Tu fais du rap sous le nom Léonart. Tu as sorti le 29 janvier dernier ton premier album sur lequel deux titres parlent de foot, notamment ton son « Killian ». C’est un jeune que tu as connu ?
Oui, c’est un joueur que j’apprécie beaucoup. Après, pour rester pro, je n’ai pas mis son vrai prénom. C’est un petit qui m’a beaucoup marqué dans son état d’esprit, son travail, les charges qu’on a pu lui mettre… Même d’où il vient, ça m’a marqué. C’est un jeune qui bosse beaucoup, je me reconnais en lui. Lui a eu la chance d’avoir des qualités techniques et tactiques lui permettant d’être aujourd’hui sur la bonne voie, il n’est pas encore professionnel, mais il est toujours au HAC. Son histoire m’a beaucoup inspiré pour écrire cette musique.


Tu as aussi écrit un morceau sur Paul Pogba et le poste de numéro 6, pourquoi ?Aujourd’hui, on aime bien dire « Que des numéros 10 dans ma team ». Moi, je suis plus numéro 6. Le récupérateur, celui qui prépare le jeu et qui est toujours disponible quand il y a besoin. C’est le cerveau ! Aujourd’hui, Pogba, dans le jeu, quand il est au top de sa forme, c’est l’exemple à prendre. À côté de ça, on est de la même génération.
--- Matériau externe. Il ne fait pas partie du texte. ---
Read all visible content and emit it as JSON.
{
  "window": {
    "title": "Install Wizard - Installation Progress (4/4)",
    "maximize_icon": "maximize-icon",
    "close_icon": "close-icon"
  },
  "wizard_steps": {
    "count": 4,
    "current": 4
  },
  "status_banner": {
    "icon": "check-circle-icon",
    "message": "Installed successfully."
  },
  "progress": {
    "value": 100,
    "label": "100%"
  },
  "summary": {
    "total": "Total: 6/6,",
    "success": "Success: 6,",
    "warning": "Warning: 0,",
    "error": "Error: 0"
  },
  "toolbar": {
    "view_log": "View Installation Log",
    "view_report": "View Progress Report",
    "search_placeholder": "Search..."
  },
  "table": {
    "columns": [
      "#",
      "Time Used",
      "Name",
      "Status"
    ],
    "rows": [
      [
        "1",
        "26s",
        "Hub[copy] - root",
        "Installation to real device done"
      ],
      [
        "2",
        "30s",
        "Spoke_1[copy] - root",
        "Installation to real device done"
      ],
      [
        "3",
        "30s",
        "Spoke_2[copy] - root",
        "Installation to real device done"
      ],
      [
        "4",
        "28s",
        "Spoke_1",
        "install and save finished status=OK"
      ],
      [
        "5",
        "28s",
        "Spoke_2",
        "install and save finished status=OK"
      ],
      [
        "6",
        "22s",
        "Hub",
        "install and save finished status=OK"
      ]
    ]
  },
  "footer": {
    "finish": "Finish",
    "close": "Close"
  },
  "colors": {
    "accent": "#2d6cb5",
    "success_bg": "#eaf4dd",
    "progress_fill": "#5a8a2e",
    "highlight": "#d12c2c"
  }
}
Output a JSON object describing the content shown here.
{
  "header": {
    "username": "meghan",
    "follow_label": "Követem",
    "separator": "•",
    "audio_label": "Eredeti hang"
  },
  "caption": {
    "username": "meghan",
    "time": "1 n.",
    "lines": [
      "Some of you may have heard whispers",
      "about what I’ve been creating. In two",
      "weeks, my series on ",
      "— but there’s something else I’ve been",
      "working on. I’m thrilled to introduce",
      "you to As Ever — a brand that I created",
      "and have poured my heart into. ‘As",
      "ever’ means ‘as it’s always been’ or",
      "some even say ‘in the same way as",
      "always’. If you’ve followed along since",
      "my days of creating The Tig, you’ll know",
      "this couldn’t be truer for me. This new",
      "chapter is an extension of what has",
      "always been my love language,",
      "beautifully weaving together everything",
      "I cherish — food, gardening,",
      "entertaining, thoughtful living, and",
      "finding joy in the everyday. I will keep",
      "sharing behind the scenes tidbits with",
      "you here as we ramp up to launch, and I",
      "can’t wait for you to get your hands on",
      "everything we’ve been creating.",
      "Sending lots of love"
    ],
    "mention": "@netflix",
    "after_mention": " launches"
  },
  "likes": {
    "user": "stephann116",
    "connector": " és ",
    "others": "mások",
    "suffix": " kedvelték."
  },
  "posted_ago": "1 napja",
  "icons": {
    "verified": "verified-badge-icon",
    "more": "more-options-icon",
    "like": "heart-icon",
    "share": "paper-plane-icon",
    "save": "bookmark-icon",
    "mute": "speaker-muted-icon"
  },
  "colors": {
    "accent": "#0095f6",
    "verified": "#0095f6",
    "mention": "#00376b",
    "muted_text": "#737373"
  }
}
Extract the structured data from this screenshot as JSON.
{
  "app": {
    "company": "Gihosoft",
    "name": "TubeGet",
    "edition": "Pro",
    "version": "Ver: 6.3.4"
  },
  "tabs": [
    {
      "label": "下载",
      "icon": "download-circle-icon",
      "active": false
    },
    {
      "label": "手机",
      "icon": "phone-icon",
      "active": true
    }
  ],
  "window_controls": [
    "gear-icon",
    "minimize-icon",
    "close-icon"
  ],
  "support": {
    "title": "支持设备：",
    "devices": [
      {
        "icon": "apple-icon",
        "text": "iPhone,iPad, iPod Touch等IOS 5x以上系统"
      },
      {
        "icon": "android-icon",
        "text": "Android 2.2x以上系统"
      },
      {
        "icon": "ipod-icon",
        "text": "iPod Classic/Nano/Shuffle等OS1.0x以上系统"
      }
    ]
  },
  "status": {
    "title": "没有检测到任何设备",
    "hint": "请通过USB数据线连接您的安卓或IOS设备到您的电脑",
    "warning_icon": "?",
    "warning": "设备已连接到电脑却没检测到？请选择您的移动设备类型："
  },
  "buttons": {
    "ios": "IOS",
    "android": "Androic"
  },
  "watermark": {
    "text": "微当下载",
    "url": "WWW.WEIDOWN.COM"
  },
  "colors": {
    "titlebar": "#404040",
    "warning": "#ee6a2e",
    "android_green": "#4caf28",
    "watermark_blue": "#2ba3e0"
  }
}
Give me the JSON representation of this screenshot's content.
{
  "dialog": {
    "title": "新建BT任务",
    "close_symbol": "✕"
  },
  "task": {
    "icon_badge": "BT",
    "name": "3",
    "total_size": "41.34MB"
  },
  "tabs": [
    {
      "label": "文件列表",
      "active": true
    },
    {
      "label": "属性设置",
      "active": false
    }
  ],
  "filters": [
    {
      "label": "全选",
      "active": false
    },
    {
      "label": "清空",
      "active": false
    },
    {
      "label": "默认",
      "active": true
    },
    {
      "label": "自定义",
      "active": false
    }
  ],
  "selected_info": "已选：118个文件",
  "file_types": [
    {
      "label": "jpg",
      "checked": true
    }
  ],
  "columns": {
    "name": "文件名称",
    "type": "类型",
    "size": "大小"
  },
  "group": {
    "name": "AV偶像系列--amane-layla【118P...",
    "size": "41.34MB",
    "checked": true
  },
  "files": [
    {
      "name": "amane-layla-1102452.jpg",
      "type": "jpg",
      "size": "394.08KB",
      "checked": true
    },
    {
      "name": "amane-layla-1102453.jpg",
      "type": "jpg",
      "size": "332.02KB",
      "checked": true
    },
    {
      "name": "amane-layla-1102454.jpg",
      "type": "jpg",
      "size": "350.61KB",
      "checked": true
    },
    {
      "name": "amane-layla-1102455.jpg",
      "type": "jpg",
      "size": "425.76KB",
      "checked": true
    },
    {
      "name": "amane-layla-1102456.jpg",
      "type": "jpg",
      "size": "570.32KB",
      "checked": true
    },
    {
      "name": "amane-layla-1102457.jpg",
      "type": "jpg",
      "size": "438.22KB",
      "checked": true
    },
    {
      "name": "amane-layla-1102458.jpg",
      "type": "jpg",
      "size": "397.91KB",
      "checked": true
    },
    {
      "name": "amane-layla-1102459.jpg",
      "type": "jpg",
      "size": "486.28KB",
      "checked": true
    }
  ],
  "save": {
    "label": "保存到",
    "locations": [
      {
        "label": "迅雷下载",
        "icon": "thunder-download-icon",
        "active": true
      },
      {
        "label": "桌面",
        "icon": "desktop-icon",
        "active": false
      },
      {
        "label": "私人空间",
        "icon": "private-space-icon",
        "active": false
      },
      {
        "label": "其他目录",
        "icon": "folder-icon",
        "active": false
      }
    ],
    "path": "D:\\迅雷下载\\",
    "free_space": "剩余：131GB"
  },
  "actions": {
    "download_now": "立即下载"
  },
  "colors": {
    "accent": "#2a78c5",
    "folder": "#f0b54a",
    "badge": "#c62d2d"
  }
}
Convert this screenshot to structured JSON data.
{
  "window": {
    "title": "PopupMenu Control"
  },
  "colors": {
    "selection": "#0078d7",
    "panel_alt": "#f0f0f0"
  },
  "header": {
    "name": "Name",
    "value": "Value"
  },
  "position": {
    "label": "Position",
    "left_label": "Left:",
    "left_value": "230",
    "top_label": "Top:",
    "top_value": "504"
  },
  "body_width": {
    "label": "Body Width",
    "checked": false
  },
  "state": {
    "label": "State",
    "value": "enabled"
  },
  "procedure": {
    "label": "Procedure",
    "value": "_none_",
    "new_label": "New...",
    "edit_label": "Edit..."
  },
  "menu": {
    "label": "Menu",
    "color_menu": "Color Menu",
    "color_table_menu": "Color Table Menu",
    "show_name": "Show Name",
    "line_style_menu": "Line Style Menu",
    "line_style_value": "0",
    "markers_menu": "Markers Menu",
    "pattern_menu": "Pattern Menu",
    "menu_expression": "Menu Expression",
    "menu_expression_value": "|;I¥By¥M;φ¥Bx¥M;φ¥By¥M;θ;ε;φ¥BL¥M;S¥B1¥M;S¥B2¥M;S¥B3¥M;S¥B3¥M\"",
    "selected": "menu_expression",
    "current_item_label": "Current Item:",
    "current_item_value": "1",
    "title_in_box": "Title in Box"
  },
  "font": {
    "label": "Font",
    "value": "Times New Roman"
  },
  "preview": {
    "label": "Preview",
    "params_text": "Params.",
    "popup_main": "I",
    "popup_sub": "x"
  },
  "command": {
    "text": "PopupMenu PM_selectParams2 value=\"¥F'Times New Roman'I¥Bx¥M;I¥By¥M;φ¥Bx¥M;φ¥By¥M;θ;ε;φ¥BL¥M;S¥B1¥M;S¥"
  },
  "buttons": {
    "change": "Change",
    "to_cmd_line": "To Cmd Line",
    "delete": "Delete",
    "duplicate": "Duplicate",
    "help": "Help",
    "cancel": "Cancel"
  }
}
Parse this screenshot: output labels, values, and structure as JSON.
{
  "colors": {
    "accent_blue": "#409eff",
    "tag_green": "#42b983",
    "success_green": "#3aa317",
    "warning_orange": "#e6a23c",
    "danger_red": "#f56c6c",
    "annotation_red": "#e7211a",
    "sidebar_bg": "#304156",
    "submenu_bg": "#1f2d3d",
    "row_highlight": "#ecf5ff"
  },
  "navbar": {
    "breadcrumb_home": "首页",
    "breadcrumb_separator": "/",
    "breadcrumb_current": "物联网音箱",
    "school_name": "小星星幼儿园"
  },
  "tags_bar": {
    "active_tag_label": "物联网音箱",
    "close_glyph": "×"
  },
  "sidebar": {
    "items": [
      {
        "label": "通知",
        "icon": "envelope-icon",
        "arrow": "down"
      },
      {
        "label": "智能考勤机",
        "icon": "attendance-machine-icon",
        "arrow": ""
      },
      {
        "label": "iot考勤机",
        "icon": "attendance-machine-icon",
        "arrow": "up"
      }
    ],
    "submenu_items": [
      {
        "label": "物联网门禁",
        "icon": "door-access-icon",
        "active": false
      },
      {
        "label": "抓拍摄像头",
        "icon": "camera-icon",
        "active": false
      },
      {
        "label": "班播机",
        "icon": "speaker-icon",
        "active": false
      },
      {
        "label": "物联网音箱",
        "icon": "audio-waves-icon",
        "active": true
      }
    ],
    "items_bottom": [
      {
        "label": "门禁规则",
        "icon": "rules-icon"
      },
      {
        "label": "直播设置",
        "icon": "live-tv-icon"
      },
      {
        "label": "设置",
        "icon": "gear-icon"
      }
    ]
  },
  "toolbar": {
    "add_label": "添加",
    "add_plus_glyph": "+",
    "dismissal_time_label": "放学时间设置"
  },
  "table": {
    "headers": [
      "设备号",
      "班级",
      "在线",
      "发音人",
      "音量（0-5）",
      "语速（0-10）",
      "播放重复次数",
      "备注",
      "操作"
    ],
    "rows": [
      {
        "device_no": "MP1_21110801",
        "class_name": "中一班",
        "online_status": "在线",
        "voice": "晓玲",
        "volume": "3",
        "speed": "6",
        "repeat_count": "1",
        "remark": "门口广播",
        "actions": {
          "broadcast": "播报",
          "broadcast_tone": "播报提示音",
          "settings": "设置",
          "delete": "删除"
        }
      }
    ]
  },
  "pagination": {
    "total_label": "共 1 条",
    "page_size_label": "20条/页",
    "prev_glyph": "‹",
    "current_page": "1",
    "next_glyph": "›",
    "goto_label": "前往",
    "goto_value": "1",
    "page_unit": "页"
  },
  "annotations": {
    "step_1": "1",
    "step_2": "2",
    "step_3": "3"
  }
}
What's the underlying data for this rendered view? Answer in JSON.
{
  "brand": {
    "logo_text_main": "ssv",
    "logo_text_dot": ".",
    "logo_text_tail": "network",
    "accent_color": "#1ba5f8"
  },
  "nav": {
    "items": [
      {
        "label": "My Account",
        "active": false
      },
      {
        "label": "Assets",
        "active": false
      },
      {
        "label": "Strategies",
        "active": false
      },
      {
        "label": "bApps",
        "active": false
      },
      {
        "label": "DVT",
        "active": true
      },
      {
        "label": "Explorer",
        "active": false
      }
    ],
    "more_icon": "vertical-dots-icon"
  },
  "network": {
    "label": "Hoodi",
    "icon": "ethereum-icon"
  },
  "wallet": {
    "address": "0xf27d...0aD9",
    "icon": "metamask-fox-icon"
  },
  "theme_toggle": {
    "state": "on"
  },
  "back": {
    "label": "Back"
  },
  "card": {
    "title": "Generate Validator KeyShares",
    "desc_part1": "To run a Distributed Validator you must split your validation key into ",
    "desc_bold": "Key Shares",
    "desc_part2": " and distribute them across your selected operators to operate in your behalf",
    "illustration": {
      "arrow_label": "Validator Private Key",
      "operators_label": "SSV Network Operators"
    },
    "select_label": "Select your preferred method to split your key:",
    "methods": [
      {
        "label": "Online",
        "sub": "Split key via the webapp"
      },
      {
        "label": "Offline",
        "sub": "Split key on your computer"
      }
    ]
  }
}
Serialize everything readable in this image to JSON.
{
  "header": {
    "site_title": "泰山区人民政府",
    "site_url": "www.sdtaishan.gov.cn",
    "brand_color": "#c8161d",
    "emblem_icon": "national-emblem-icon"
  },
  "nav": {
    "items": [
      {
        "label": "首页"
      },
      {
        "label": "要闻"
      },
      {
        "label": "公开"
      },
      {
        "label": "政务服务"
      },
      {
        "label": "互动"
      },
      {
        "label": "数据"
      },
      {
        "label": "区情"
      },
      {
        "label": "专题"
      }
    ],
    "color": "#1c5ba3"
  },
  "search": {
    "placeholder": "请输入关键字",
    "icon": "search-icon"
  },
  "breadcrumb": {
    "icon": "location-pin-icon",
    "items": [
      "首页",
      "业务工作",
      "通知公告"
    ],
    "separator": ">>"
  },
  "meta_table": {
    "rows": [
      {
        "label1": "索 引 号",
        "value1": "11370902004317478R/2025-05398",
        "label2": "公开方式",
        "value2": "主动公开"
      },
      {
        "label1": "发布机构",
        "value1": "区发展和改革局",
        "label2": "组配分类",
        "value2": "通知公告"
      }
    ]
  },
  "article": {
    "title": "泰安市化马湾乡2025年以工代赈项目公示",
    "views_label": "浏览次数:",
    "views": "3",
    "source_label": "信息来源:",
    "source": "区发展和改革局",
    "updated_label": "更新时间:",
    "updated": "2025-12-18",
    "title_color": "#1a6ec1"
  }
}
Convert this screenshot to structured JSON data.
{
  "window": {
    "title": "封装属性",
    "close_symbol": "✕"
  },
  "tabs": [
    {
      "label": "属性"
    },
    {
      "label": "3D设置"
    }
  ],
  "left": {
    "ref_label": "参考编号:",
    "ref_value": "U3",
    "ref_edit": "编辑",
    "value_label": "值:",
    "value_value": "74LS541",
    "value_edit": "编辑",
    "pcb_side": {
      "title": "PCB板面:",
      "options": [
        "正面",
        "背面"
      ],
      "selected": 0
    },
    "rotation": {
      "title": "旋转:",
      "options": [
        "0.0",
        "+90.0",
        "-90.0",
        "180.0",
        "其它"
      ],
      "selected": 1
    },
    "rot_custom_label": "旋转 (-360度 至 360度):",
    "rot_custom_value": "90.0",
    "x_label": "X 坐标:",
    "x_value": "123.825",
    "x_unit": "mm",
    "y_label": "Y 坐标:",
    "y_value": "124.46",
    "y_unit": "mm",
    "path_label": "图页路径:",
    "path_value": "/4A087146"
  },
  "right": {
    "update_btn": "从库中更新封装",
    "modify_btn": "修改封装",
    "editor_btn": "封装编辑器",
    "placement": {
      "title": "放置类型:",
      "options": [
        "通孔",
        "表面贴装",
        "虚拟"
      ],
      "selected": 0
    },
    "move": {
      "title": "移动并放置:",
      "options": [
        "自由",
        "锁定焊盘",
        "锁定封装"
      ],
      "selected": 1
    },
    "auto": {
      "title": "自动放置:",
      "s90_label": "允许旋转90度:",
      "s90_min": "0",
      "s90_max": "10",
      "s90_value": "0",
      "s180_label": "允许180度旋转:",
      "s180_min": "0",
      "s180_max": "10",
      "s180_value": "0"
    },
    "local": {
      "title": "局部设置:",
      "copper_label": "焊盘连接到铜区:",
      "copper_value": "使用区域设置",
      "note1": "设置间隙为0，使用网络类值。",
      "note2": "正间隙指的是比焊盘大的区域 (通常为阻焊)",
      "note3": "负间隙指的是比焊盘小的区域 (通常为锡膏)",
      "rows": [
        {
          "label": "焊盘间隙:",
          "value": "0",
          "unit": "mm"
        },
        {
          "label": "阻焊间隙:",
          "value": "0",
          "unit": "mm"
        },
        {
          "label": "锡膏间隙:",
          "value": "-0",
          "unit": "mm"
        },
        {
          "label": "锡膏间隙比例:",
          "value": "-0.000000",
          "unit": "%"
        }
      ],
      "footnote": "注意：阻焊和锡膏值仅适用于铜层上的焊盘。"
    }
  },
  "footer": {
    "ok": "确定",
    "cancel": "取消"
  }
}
J’ai même joué contre lui, quand j’évoluais à l’US Tréfileries.

J’ai fait des tafs à la chaîne, j’ai été cariste et je n’ai pas fait le fainéant.

Comment le rap est-il entré dans ta vie ?C’était une passion. Je viens d’un quartier, « Chicago », où on écoute beaucoup de musique, j’avais des grands frères qui chantaient… Donc on tombe vite dedans. Avant, je sortais un truc tous les six mois. Mais avec le confinement, j’ai pris le temps de retravailler des morceaux. Cet album, c’est vraiment une carte de visite. La musique reste un plaisir, mais je veux que ce soit bien fait.

Tout ce que tu entreprends, ce sont des trucs qui te font kiffer ?Exactement, c’est l’objectif que je me suis toujours fixé. J’ai fait des tafs à la chaîne, j’ai été cariste et je n’ai pas fait le fainéant. Je me suis rendu compte que l’argent, c’est bien, mais à un moment donné, il faut aussi rentrer chez soi avec le sourire et pas en ayant mal au dos ou en ayant passé une journée de merde après s’être levé à 5h. Je respecte les gens qui le font et je ne crache pas dessus, mais j’ai envie de faire d’autres choses.